“This was the first time my wife had met a seat filler. It was fish-out-of-water vibes.”

Producer Mark Herbert won the outstanding British Film Bafta for This Is England with writer/director Shane Meadows at the 2008 ceremony.
The pair had been nominated in the same category three years earlier for Dead Man’s Shoes, losing to Pawel Pawlikowski’s My Summer Of Love. Herbert and director Chris Morris previously won the best short film Bafta in 2003 for My Wrongs 8245-8249 & 117, and Herbert went on to win TV Baftas for miniseries This Is England ’88 and This Is England ’90 (shared with Meadows, Jack Thorne and Rebekah Wray Rogers). He won a Primetime Emmy last year for miniseries Adolescence.
In 2008, you were nominated alongside Atonement, The Bourne Ultimatum, Control and Eastern Promises. Did you fancy your chances?
No, we were up against some pretty big hitters. We had prepped ourselves for it not being our night, which is why I had booked a flight to go to Berlin film festival at 8am the next morning.
Do you remember who presented the award?
Sylvester Stallone. You forget where he’s at now with the whole US politics, but back then, he was Rocky, he was Rambo to us. I grew up watching him. So we were like, “Oh my God.” And then he said our names, and we were surprised and overwhelmed and proud and shocked. We went up and my first words were, “Bloody hell, Sylvester Stallone.”
And what about your speech?
The way we divided our roles, I thanked everybody. I would get the technical things in, and then hand over to Shane to say something really funny and warm. I’d be the straight man. I’d be the Wise to his Morecambe.
What are your big memories of the night?
When we won for My Wrongs, it was Odeon Leicester Square. This was at the Royal Opera House in Covent Garden, and it was grand. Also, my wife had come, it was a bigger thing for us. We had the most amazing night, like going backstage and doing all this crazy press. And this was the first time my wife had met a seat filler. She had gone, “You can’t sit there, that’s my husband’s seat,” after we had gone up to get the award. And he’s like, “No, I’m a seat filler.” It was complete fish-out-of-water vibes.
After the awards, all the winners have the photograph taken, and that year there was No Country For Old Men and these amazing film stars with their trophies, with me and Shane. And then we all got on the bus with, like, Javier Bardem to go to the meal at Grosvenor House in Mayfair. The photograph took about an hour, so you’re just desperate for a drink and to see everybody else. At the dinner, they had place mats and cushions themed for the films, but by the time we got there, everyone had nicked them.

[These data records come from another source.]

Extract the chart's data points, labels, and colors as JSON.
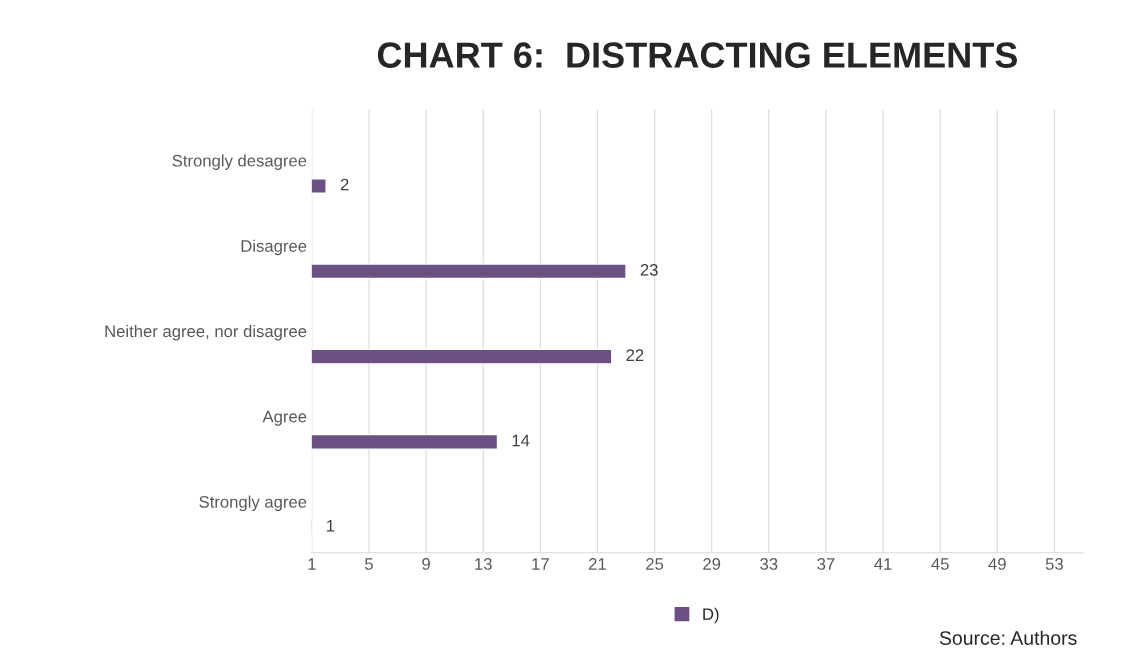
{
  "chart_data": {
    "type": "bar",
    "orientation": "horizontal",
    "title": "CHART 6:  DISTRACTING ELEMENTS",
    "categories": [
      "Strongly desagree",
      "Disagree",
      "Neither agree, nor disagree",
      "Agree",
      "Strongly agree"
    ],
    "series": [
      {
        "name": "D)",
        "color": "#6a5085",
        "values": [
          2,
          23,
          22,
          14,
          1
        ]
      }
    ],
    "xlim": [
      1,
      55
    ],
    "xticks": [
      1,
      5,
      9,
      13,
      17,
      21,
      25,
      29,
      33,
      37,
      41,
      45,
      49,
      53
    ],
    "grid": "x",
    "legend": "bottom",
    "data_labels": true,
    "annotations": [
      "Source: Authors"
    ]
  }
}
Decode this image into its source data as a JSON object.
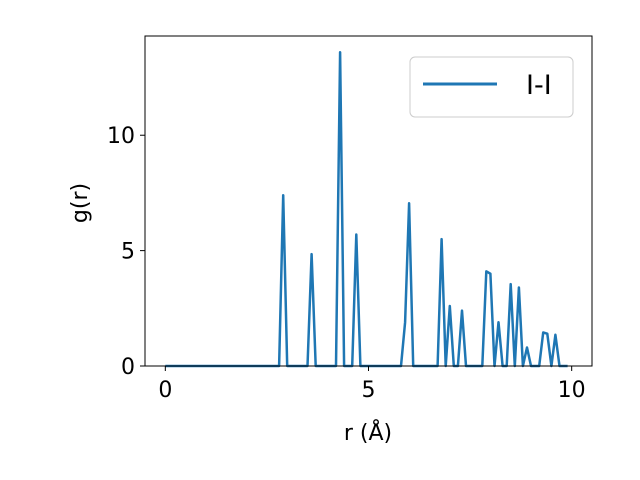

Did you make your flight to Berlin?
The thing about the flight, we were showing [Chris Waitt’s] A Complete History Of My Sexual Failures in Berlin, produced by Mary Burke. They made these condoms to promote the film that had ‘sexual failure’ printed on them, and they’d given out too many. So before the big public screening, which was when I was getting out there, Mary ordered another 150 condoms and got them delivered to the Warp office.

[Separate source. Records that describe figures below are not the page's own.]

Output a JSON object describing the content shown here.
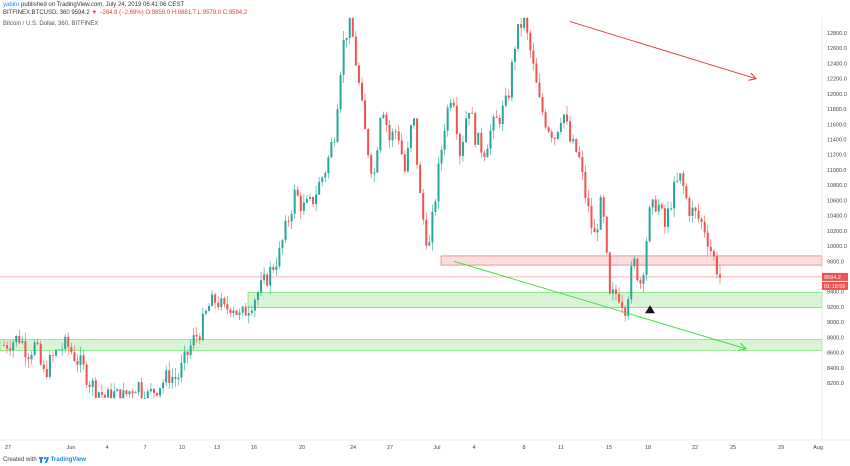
{
  "header": {
    "author": "yabiru",
    "published_text": "published on TradingView.com, July 24, 2019 06:41:06 CEST",
    "ohlc_prefix": "BITFINEX:BTCUSD, 360",
    "last_price": "9594.2",
    "change": "▼ −264.8 (−2.69%)",
    "ohlc": "O:9859.0 H:9881.7 L:9579.0 C:9594.2",
    "pane_title": "Bitcoin / U.S. Dollar, 360, BITFINEX"
  },
  "footer": {
    "created_with": "Created with",
    "brand": "TradingView"
  },
  "colors": {
    "up": "#26a69a",
    "down": "#ef5350",
    "zone_red": "#f4b6b3",
    "zone_green": "#a8e6a1",
    "line_red": "#e53935",
    "line_green": "#33dd33"
  },
  "chart_data": {
    "type": "candlestick",
    "symbol": "BITFINEX:BTCUSD",
    "interval": "360",
    "ylim": [
      8000,
      13000
    ],
    "y_ticks": [
      "12800.0",
      "12600.0",
      "12400.0",
      "12200.0",
      "12000.0",
      "11800.0",
      "11600.0",
      "11400.0",
      "11200.0",
      "11000.0",
      "10800.0",
      "10600.0",
      "10400.0",
      "10200.0",
      "10000.0",
      "9800.0",
      "9600.0",
      "9400.0",
      "9200.0",
      "9000.0",
      "8800.0",
      "8600.0",
      "8400.0",
      "8200.0"
    ],
    "x_ticks": [
      "27",
      "Jun",
      "4",
      "7",
      "10",
      "13",
      "16",
      "20",
      "24",
      "27",
      "Jul",
      "4",
      "8",
      "11",
      "15",
      "18",
      "22",
      "25",
      "29",
      "Aug"
    ],
    "price_label": "9594.2",
    "countdown_label": "01:18:55",
    "series": {
      "close_path": [
        8700,
        8750,
        8800,
        8600,
        8700,
        8300,
        8500,
        8650,
        8700,
        8550,
        8400,
        8200,
        8100,
        8000,
        8050,
        8000,
        8100,
        8200,
        8000,
        8100,
        8200,
        8300,
        8250,
        8500,
        8750,
        8900,
        9200,
        9300,
        9150,
        9250,
        9050,
        9200,
        9350,
        9500,
        9700,
        9900,
        10300,
        10700,
        10500,
        10550,
        10800,
        11050,
        11500,
        12600,
        13000,
        12200,
        11400,
        10900,
        11950,
        11400,
        11550,
        10950,
        11750,
        10500,
        9950,
        10800,
        11600,
        12100,
        11200,
        11900,
        11400,
        11250,
        11550,
        11700,
        11900,
        12700,
        13000,
        12500,
        11900,
        11600,
        11450,
        11800,
        11350,
        11200,
        10600,
        10100,
        10600,
        9300,
        9400,
        9200,
        9800,
        9500,
        10400,
        10600,
        10250,
        10700,
        10900,
        10500,
        10400,
        10250,
        9900,
        9594
      ]
    },
    "zones": [
      {
        "color": "red",
        "low": 9750,
        "high": 9870
      },
      {
        "color": "green",
        "low": 9190,
        "high": 9390
      },
      {
        "color": "green",
        "low": 8630,
        "high": 8770
      }
    ],
    "trendlines": [
      {
        "color": "red",
        "from": {
          "x": "Jul 10",
          "y": 12950
        },
        "to": {
          "x": "Jul 27",
          "y": 12200
        },
        "arrow": true
      },
      {
        "color": "green",
        "from": {
          "x": "Jul 2",
          "y": 9800
        },
        "to": {
          "x": "Jul 26",
          "y": 8650
        },
        "arrow": true
      }
    ],
    "marker": {
      "type": "triangle-up",
      "x": "Jul 18",
      "y": 9170
    },
    "horizontal_line": {
      "y": 9594.2,
      "color": "red"
    }
  }
}
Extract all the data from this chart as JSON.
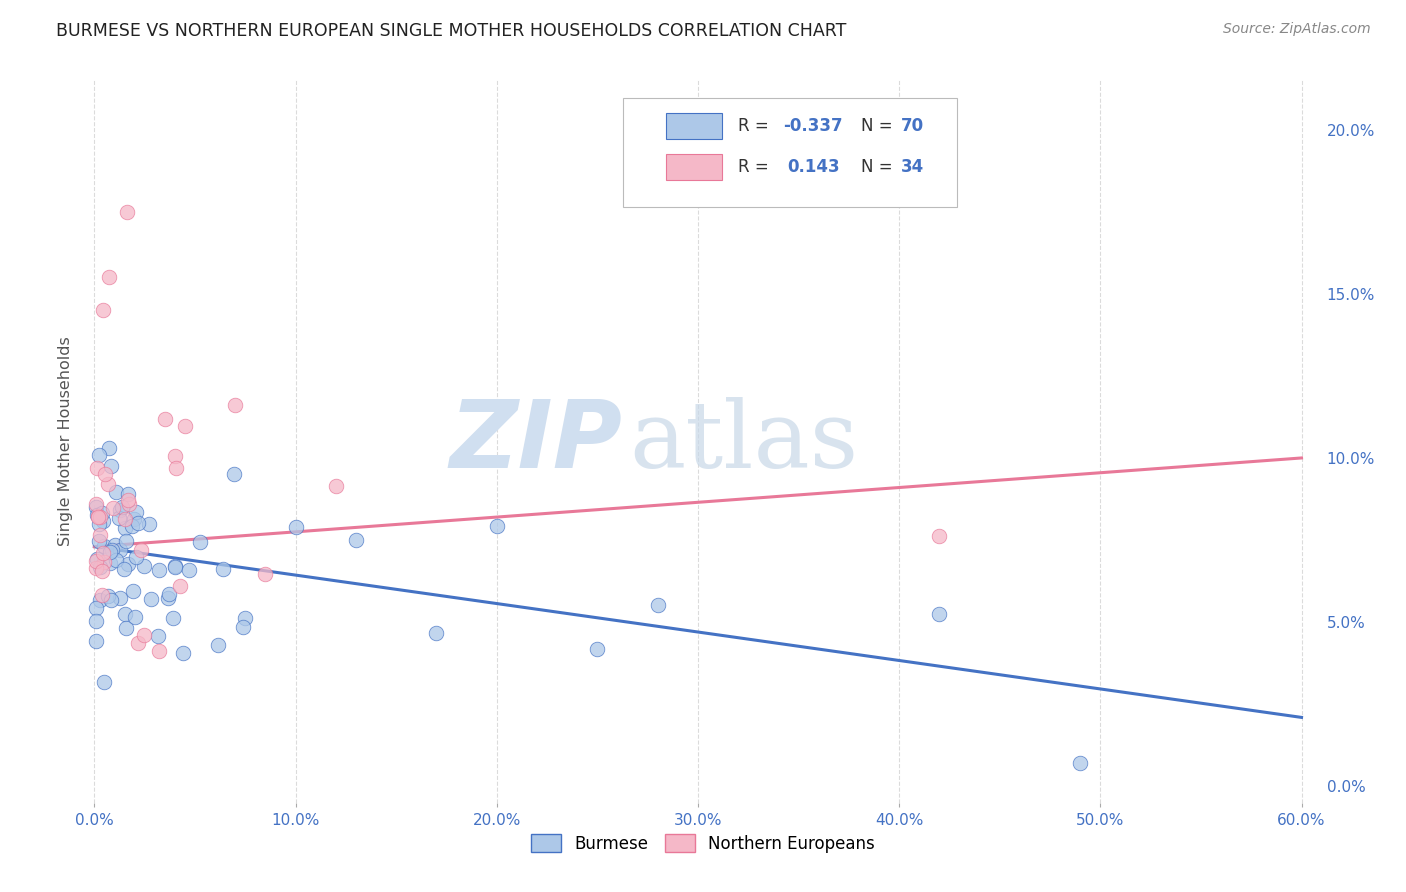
{
  "title": "BURMESE VS NORTHERN EUROPEAN SINGLE MOTHER HOUSEHOLDS CORRELATION CHART",
  "source": "Source: ZipAtlas.com",
  "ylabel_label": "Single Mother Households",
  "xlim": [
    0.0,
    0.6
  ],
  "ylim": [
    0.0,
    0.21
  ],
  "burmese_color": "#adc8e8",
  "northern_color": "#f5b8c8",
  "burmese_line_color": "#4472c4",
  "northern_line_color": "#e87898",
  "burmese_R": -0.337,
  "burmese_N": 70,
  "northern_R": 0.143,
  "northern_N": 34,
  "watermark_zip": "ZIP",
  "watermark_atlas": "atlas",
  "background_color": "#ffffff",
  "grid_color": "#d8d8d8",
  "tick_color": "#4472c4",
  "title_color": "#222222",
  "ylabel_color": "#555555"
}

After the ceremony, my wife was staying in London and didn’t want to take the Bafta trophy. I had some luggage in the hold, and in my flight bag I had a toothbrush, toothpaste, a Bafta and 150 condoms. I got stopped at security in Stansted, and they took it all out – the Bafta is heavy and you could do some damage. I’d been up till 4am, and only had two hours’ kip. There were a lot of people in the film industry on the same flight, and I’m stood there holding everyone up while security is having their photograph taken with the Bafta.
What impact did the Bafta win have on Warp?

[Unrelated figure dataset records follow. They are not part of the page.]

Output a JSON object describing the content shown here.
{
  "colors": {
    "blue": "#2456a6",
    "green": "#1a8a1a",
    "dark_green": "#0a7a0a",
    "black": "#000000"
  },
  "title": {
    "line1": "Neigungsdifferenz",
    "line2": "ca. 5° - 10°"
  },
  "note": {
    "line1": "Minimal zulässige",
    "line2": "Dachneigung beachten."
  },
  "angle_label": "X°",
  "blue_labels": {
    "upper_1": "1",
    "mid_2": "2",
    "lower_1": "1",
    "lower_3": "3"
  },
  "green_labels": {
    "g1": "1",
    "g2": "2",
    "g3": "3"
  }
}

Even before the Bafta, This Is England had elevated us a little bit more into that other, bigger thing. The Bafta was an amazing sort of full stop to that success of This Is England. Actually, going to Berlin the day after the awards, I had some amazing meetings. It’s classic, you win a Bafta, and some of the meetings that were a maybe suddenly become a tick.
Where do you keep your Bafta awards?
I’ve got two in my office at home, one in my downstairs toilet with the Emmy, and then my mum’s got the other one. She borrowed it two years ago, and she seems to have commandeered it.